The Ethiopian rebels of Tigray, who had advanced in recent months in the neighboring regions of Amhara and Afar, are withdrawing to their region to "open the door" to humanitarian aid, their spokesman told AFP on Monday.
"We have decided to withdraw from these areas to Tigray. We want to open the door to humanitarian aid," said Getachew Reda, spokesman for the Tigray People's Liberation Front (TPLF).
This announcement opens a new phase in the deadly conflict that has pitted pro-government forces against Tigrayan rebels and their allies for over a year.
Until now, the TPLF has described a withdrawal from these two regions, demanded by the government as a prerequisite for negotiations, as "absolutely not feasible.
"We are conducting phase-by-phase withdrawals. We started withdrawing our forces a few weeks ago.

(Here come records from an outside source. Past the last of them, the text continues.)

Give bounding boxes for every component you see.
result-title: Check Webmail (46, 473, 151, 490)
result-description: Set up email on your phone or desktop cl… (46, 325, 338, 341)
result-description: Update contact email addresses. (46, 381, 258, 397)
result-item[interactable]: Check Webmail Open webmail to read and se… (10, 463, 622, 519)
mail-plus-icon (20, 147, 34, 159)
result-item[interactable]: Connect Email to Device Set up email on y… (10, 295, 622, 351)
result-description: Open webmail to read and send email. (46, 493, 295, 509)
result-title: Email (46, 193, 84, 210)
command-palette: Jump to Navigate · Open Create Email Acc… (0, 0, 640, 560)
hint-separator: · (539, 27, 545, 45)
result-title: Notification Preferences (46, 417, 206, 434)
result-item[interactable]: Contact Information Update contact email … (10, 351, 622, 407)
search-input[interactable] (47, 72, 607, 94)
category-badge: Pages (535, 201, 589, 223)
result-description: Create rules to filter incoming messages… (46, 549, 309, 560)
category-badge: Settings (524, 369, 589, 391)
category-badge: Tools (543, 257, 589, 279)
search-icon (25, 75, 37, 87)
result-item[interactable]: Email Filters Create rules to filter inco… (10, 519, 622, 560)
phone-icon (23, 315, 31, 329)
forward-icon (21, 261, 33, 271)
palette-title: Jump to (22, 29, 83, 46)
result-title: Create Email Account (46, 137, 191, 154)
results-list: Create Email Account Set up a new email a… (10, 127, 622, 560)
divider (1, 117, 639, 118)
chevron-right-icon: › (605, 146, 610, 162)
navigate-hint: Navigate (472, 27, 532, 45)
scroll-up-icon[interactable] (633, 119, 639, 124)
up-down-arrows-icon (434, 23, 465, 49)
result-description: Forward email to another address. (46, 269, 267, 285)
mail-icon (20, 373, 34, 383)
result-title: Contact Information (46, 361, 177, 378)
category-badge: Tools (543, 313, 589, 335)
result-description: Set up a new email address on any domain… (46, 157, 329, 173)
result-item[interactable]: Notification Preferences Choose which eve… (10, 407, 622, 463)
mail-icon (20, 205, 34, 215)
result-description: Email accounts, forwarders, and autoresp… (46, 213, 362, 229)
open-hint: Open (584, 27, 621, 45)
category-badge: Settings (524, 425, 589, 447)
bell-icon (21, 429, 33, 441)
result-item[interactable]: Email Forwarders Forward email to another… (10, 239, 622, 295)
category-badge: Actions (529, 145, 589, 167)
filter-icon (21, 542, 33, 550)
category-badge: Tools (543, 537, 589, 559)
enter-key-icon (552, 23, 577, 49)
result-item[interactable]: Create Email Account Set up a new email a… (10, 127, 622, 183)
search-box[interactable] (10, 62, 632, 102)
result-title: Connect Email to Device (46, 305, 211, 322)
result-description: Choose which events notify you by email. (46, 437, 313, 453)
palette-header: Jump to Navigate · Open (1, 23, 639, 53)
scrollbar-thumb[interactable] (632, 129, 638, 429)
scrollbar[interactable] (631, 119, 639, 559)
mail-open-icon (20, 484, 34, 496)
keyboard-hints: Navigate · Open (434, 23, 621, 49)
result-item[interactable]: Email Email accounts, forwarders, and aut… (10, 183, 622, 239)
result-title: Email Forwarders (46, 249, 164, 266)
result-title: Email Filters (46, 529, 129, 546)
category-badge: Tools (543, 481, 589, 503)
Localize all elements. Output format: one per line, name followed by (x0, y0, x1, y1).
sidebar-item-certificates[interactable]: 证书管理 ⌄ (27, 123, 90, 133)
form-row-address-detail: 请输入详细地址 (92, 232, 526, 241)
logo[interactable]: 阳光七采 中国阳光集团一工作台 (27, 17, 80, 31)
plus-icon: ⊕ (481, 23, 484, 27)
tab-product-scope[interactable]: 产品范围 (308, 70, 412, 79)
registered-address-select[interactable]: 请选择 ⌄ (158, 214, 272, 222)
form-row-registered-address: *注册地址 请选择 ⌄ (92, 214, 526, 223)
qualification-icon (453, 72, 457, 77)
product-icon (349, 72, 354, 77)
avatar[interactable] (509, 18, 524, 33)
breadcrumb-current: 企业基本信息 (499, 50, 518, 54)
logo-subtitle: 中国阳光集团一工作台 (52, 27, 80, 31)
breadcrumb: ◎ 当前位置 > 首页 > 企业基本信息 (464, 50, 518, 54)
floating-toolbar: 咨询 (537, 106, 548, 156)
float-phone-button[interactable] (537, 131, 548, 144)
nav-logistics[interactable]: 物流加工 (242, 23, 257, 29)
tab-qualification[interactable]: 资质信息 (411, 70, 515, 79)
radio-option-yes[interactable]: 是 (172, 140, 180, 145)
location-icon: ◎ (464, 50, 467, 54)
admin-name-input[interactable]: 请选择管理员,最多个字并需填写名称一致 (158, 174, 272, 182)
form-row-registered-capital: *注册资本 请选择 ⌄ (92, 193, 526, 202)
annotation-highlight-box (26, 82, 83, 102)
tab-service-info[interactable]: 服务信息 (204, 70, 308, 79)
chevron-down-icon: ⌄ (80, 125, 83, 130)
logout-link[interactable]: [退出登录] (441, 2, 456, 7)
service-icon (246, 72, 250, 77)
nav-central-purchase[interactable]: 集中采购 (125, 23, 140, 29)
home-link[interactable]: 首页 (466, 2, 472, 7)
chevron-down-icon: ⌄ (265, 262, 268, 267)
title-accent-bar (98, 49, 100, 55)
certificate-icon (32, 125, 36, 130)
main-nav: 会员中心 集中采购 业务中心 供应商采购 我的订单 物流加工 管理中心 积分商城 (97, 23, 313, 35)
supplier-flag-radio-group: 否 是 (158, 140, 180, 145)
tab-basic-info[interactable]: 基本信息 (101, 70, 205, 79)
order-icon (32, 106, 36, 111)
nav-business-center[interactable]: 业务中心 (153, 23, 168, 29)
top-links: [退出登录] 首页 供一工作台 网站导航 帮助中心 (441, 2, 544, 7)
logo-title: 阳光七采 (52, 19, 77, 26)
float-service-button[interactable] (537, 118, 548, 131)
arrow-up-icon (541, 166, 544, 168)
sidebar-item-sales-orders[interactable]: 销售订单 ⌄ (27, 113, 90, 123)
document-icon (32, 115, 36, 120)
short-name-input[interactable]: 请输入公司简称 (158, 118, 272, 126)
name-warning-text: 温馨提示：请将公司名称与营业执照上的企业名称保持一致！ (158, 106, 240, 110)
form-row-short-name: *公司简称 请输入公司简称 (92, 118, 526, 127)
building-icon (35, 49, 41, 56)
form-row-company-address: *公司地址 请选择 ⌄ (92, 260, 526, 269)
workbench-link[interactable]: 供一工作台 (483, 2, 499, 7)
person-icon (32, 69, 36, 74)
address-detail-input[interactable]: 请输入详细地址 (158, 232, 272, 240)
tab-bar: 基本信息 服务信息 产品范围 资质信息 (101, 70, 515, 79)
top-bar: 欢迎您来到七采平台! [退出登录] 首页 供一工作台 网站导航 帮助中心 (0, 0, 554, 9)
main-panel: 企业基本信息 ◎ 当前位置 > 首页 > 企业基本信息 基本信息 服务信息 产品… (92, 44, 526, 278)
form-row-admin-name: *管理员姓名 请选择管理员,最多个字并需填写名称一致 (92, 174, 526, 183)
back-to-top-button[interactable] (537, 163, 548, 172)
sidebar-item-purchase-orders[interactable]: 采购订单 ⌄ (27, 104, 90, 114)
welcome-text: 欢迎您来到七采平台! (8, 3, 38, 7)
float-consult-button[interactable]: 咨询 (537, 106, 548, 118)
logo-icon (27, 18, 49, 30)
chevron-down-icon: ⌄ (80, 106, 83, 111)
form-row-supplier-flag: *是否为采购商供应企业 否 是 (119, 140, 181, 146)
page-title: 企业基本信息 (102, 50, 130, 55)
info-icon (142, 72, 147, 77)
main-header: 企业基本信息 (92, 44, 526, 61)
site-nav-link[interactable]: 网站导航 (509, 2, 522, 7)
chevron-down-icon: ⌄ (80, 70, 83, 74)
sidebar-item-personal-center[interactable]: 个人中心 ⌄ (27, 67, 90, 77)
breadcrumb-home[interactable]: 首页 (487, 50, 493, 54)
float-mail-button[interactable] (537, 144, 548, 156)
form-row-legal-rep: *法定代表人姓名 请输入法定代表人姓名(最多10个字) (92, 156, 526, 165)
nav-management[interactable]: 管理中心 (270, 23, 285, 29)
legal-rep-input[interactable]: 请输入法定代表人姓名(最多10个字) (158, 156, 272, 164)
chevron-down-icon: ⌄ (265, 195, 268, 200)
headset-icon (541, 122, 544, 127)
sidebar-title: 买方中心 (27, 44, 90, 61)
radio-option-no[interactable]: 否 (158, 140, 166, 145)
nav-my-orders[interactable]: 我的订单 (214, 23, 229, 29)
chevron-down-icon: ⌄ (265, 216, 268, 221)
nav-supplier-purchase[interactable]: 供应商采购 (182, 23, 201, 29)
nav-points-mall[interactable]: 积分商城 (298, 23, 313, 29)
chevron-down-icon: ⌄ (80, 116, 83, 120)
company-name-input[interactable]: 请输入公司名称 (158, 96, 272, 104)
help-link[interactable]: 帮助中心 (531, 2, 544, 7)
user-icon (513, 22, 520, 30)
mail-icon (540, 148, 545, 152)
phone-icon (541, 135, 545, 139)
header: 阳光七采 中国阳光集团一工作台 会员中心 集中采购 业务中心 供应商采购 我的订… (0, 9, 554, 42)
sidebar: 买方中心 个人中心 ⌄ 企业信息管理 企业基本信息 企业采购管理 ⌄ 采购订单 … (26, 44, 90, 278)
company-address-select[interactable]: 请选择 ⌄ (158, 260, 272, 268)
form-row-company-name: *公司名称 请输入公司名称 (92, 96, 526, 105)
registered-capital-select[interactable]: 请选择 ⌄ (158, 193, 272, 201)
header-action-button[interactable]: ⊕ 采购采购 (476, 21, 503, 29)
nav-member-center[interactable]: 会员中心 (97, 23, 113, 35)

We are now announcing it," Getachew said on Monday, claiming that the rebels have "left" Lalibela.
This city, classified by UNESCO as a World Heritage Site, has changed hands several times, as have other localities.
Since late October, both sides have claimed major territorial advances, but communications are cut off in the combat zones and access for journalists is restricted, making independent verification of positions on the ground difficult.
The war erupted in November 2020 after Prime Minister Abiy Ahmed sent the federal army into the northern region of Tigray to remove local TPLF authorities who were challenging his authority and whom he accused of attacking military bases.
Abiy Ahmed declared victory three weeks later, after taking the regional capital Mekele. But in June, the TPLF retook most of Tigray and then advanced into the neighbouring regions of Afar and Amhara.
The conflict has left several thousand people dead, more than two million displaced and hundreds of thousands of Ethiopians living in near-starvation conditions, according to the UN.
On Friday, the world body gave the green light to an international mechanism to investigate the abuses committed in Ethiopia.
The intense diplomatic efforts led by the African Union in particular to try to reach a cease-fire have so far failed to produce any decisive progress.